Let me transition to a Q&A format…”
This was Cryptonomicon by Neal Stephenson.
“In the North, a chieftan’s own Carls ate with him every night in his hall. The women brought the food in wooden bowls. You’d stab the lumps of meat out with a knife and with a knife you’d cut them up, then you’d stuff the bits in your mouth with your fingers.”
Is this something to do with Bernard Cornwell’s books — the names of which I can’t remember without looking them up? The main character’s name starts with an U … similar to Utrecht?
I’m probably way off base here.
It’s Joe Abercrombie’s The Blade Itself.
Here’s an easy one:
“Some years ago there was in the city of York a society of magicians. They met upon the third Wednesday of every month and read each other long, dull papers upon the history of English magic.
They were gentleman-magicians, which is to say they had never harmed any one…”
Is this Mr. Norrel & Jonathan Strange?
or rather, Jonathan Strange & Mr. Norrel – I knew it sounded wrong when I typed it but when I read it back after posting. I had a palm to forehead moment.
You are correct, April! :)
Here’s an easy one, at least to define the author:
“On the whole we’re a murderous race.
According to Genesis, it took as few as four people to make the planet too crowded to stand, and the first murder was a fratricide. Genesis says that in a fit of jealous rage, Cain, snapped and popped the first metaphorical cap in another human being.

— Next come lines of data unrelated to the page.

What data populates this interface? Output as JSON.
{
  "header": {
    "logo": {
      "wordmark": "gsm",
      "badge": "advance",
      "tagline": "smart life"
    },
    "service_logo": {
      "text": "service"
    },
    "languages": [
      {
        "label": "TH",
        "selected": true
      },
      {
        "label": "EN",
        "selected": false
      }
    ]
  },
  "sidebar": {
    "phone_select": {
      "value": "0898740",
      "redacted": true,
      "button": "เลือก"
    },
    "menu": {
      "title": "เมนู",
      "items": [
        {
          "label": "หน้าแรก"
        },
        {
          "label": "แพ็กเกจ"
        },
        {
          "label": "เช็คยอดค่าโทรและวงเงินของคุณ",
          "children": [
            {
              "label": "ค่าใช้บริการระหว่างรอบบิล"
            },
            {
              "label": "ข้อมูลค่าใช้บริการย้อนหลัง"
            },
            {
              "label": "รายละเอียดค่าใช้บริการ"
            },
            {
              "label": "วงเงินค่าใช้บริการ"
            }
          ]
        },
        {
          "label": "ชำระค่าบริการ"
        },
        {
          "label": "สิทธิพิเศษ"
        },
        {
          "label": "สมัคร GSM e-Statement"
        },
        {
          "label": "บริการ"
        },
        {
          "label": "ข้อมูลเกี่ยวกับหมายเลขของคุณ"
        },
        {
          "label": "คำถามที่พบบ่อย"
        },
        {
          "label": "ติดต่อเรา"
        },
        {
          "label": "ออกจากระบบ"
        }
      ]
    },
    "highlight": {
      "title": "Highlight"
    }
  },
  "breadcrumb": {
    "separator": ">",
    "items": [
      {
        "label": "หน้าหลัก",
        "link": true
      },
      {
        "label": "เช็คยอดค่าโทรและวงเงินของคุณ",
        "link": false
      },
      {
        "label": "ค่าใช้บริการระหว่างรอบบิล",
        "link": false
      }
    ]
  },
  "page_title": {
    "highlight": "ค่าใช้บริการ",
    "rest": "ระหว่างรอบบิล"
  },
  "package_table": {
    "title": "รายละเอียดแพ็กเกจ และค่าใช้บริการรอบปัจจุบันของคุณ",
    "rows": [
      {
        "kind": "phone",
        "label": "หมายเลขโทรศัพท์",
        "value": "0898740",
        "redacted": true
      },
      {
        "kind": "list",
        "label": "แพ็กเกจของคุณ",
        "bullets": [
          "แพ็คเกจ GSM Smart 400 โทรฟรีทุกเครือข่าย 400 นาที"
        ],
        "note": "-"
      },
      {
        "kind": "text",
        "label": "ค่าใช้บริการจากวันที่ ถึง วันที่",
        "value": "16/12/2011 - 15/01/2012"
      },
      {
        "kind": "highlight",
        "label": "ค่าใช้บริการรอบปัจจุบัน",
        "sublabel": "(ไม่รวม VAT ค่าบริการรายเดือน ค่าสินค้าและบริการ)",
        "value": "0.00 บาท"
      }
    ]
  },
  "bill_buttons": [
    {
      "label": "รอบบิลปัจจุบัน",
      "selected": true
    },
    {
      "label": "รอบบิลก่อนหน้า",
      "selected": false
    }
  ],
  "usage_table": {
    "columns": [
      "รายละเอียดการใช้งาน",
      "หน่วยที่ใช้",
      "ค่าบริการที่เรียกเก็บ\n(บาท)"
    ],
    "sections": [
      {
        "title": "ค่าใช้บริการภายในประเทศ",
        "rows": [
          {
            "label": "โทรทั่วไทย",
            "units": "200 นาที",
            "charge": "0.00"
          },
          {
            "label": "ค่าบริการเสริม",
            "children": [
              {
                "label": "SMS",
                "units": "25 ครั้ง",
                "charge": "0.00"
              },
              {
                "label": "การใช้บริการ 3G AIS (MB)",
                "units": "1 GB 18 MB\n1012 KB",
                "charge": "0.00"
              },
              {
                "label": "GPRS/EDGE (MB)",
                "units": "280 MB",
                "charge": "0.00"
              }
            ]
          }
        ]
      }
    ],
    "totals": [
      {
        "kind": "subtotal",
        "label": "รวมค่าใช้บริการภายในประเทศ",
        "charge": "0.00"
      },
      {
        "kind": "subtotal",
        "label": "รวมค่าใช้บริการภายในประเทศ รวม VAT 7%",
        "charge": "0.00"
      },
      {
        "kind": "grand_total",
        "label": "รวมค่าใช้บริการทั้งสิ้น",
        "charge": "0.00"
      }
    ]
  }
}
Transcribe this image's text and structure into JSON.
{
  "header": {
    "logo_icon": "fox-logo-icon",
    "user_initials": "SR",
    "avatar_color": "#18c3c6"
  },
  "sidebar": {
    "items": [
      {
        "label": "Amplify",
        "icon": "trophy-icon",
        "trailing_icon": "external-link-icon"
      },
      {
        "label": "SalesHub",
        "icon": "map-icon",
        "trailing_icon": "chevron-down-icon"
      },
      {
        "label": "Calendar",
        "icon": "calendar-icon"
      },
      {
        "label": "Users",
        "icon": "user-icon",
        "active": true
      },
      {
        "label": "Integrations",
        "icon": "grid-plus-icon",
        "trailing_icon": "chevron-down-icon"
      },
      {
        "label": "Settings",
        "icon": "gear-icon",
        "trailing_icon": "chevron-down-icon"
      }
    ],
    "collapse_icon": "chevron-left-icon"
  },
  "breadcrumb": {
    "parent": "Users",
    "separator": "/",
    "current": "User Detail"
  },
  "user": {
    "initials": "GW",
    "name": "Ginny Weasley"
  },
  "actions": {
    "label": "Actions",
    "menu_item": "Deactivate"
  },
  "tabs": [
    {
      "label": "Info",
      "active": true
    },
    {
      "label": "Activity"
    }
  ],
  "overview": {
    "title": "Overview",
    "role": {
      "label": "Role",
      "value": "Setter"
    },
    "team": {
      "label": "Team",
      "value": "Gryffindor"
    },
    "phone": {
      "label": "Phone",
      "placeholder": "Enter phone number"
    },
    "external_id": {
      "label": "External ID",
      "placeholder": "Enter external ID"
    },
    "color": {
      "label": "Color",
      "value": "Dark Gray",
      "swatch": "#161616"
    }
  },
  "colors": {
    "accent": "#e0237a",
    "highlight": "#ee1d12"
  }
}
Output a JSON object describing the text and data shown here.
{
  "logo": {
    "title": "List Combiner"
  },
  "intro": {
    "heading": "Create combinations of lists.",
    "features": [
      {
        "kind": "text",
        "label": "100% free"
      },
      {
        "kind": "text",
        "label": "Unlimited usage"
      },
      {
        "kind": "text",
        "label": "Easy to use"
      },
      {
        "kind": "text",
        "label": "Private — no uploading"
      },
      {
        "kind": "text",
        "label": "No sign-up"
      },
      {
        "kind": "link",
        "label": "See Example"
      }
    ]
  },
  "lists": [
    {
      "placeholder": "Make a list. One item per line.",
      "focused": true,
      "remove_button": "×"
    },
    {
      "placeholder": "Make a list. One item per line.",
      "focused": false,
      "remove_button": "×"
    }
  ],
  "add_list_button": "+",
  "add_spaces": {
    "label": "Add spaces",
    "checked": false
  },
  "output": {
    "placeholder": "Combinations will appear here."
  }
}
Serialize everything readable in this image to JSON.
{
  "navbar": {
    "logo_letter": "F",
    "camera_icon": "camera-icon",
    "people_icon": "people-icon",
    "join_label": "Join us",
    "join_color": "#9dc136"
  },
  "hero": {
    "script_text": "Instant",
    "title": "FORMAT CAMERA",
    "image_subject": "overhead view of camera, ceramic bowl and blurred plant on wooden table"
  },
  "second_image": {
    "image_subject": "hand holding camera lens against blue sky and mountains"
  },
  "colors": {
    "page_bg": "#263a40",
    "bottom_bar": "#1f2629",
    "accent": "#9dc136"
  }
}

As I opened the door to my apartment, I was filled with a sense of empathic sympathy and intuitive understanding.
For freaking Cain.”
That sounds like Dresden book… I’m going to guess Proven Guilty.
Dead Beat Jim Butcher
RedEyedGhost is correct and David is more correct, it is Jim Butcher’s Dead Beat
I can’t get enough of Harry Dresden or Mercedes Thompson!
I’m with you on that one.
Each time the gold-wristwatch man came to the village he would take several children away with him, to sell flowers to tourists on the city streets. The work was easy and the children would be well treated, he assured the mothers: he wasn’t a low-down thug or a liar, he wasn’t a pimp.
I don’t know the answer but Hello! This is definitely ‘a low-down thug’ just so you know.
And the moon would have told him more, and perhaps she did, but the moon became the glimmer of moonlight on water far below him, and then he became aware of a small spider walking across his face, and of a crick in his neck, and he raised a hand and brushed the spider carefully from his cheek, and the morning sun was in his eyes and the world was gold and green.
It took me a long while to find the right quote, but I like this one.
The window frame knows what a stained glass window should look like. It once had stained glass in it. Even though the new window is not the same as the one it once held, the seal works because the general concept of a stained glass window has been fulfilled.
It’s The Emperor’s Soul by Brandon Sanderson
Oh, I recognize that, now!
David, if you live in the USA, you win a book of your choice from our stacks.